I found a used one on eBay for $30, which is about what you’d pay for a kettlebell, anyway, and I am glad to take it off someone’s hands. It’s been great, and I’m excited to use it more.
Things I bought that are on my “okay to buy” list and don’t count towards my no-buy tally:
Tickets to two concerts—Bikini Kill and Sleater-Kinney
Amtrak, airbnb, and campsite fees for a few trips I’m taking later this year—In a span of about a week, my partner and I went from having no real plans to having three trips planned, which I’m very excited for. I haven’t taken a vacation this year, so this will be great.
A virtual cooking class with awesome chef Julia Turshen to learn how to use up vegetable odds and ends
A bike fitting—this is where you work with a professional to adjust your bike to your goals, body, riding style, and it’s very exciting.
A pay-what-you-can haircut at my favorite hair salon/barbershop, Mutiny, whose website is (so delightfully) mutiny.gay
Big win of the month: getting swept up in hype and almost buying it, and then cancelling a preorder
As you might remember from a previous post, I was hung up on an e-reader switch I made in 2023 that I regretted.
Well, in the way that capitalism is constantly inventing new shit to want that you didn’t want till it existed (a marketing tactic I learned about in college)— a company released a new e-reader that let you annotate with a stylus on an E-Ink screen.
I have two e-readers now, my Kobo Libra 2 and my Kindle Paperwhite. I use the Kobo for library books and the Kindle for some other reading, like books I get via Netgalley as advanced reader copies.
When I saw this, I thought, “OMG COLOR ANNOTATING” and “I COULD STOP ANNOTATING IN MY PHYSICAL BOOKS.” But I also thought “I do NOT need this.”
Did that stop me from a weekend of truly obsessive googling and researching specs? The e-reader came out on April 30, and it was April 10 when I discovered it. This meant that while there were some teaser videos of people on YouTube or Instagram showing you like 45 seconds of the screen, there was very little information about certain features and usability.
the exhaustion of wanting stuff is suddenly caring about “features” and the feeling you need to look up MORE information for a thing you did not actually care about before
I’m not kidding when I say that that obsessive “searching” feeling some people who used to shop get took over me like a possession.
On top of that, I started having questions about the e-reader. . . was it easy to write on? Was it too small? Could it serve as a digital notebook, which some people mentioned?

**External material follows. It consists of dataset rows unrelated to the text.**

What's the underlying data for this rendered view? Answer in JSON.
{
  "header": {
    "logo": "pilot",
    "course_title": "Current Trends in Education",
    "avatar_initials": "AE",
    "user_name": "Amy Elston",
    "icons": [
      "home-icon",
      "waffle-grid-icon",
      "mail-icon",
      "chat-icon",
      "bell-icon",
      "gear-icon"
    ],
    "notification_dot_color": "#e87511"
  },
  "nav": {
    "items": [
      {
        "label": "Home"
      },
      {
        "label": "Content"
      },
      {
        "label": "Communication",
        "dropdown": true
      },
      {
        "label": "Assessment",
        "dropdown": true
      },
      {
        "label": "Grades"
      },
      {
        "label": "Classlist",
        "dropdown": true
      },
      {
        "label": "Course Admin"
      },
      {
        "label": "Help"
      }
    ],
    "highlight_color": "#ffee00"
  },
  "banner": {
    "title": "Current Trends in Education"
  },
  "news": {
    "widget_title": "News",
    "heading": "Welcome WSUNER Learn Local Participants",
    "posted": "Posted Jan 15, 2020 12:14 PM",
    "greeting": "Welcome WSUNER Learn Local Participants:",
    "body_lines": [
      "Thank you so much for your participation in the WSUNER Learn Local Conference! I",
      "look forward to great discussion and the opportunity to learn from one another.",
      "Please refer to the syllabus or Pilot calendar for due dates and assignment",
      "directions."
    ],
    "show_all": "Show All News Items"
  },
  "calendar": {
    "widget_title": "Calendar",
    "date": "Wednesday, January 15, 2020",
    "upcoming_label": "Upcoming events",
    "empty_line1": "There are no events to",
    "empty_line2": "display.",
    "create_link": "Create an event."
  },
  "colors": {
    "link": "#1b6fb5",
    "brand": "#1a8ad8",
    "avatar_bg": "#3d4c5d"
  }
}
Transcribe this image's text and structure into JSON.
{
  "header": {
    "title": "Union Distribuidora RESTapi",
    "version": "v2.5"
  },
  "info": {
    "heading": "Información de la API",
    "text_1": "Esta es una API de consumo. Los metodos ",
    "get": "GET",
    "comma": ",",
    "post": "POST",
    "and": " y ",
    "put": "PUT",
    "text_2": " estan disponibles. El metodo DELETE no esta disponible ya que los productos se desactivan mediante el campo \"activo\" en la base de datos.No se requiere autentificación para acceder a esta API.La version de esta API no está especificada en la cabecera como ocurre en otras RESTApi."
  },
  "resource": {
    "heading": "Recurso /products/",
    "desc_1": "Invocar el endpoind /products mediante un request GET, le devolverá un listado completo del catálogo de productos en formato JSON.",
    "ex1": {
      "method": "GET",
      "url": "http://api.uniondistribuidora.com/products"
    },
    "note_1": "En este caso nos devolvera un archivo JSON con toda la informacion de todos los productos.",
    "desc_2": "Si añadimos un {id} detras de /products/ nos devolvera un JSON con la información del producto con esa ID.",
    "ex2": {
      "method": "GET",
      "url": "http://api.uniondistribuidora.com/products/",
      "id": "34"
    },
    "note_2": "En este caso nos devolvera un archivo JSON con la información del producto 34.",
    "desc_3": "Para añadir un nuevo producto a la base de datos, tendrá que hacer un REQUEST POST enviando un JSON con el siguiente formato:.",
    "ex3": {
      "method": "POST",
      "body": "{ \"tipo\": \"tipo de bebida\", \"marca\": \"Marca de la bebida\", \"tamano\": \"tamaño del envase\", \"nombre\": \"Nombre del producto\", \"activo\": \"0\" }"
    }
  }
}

This lead me to looking up digital note-taking tablets like the Remarkable, the Onyx Boox, and considering items that I truly did not want. I don’t want to replace my notebooks with digital notebooks. I don’t have any desire to be 100% paperless. I value the simplicity and not having to charge paper. I don’t want to have to buy and charge a stylus, or have a new case, or whatever.
But despite these things, I was convinced that this idea of being able to annotate in colored highlights and small marginalia would revolutionize my reading—and reading is one of the things that’s been sustaining me for the last six months.
I hit preorder on the item around April 13. So, three days of fixation.
Now, the e-reader itself isn’t the only cost, of course. You need a case, and a stylus, both of which are not cheap and add around $100 to $150 to your purchase (plus tax).
I spent too much time watching as many videos, reading as many reddit posts—one person in Austria or Germany received his Kobo Libra Colour early in an accidental shipment and was flooded with people asking questions with the same obsessive intensity I had.
I even saw tens or twenties of comments on these teaser YouTube videos that said, “OMG I don’t need this but I want this!” with lots of likes.
I felt this way, too, until I had a moment of realization. . .
I did not want this item until I learned it existed. The desire that had spun into a kind of possessive, hungry fixation felt less like desire *for* something and more like a desire to live a fantasy life—casual relaxation, fuzzy pastel couch cushions, highlighting and chatting with “book girlies”—and the kind of life that could be drastically improved by an object and spending $300.
Not the life I do have, at times rife with ennui, fears about planetary collapse, genocide, violence against gender expansive people, job and capitalist anxiety. . . all problems money can perhaps marginally impact, but certainly not solve.
A few days later, I hit “cancel preorder” and I felt myself relax. I also blocked YouTube for like three days so I wouldn’t obsessively watch it anymore.
One less item to pay for
One less item to worry about taking care of
One less item to charge
One less item to buy replacement stylus tips for
One less item to then sell on eBay to assuage my guilt for buying a newer model
One less item to have feelings and opinions about and worry if it will live up to my expectations
One less thing.
It’s freeing when you can realize that your feelings and fantasies are just those—strong, but temporary; illusory, and not always truthful in the long-term to your wants.
Like, sometimes I look at clutter in my apartment and I think, “Ugh sometimes I wish I could just burn all my stuff and start from scratch.”
But do I really mean that? No.
It is much, much less rewarding in capitalist means to simply sit with your feelings, discomfort, boredom, isolation, or whatever you’re (I’m) feeling than it is to buy a new shiny thing.
But it’s much more necessary to living the kind of life I want to live.
It’s also made me appreciate the two ereaders I do have and use. (Is two excessive? Yes, I think so, but I really like both and do use both of them, so whatever.)
Do you struggle with fixation on “the perfect” purchase? Wanting an item you didn’t want before? I’d love to know how you relate to this or any tips you’ve discovered to work around this!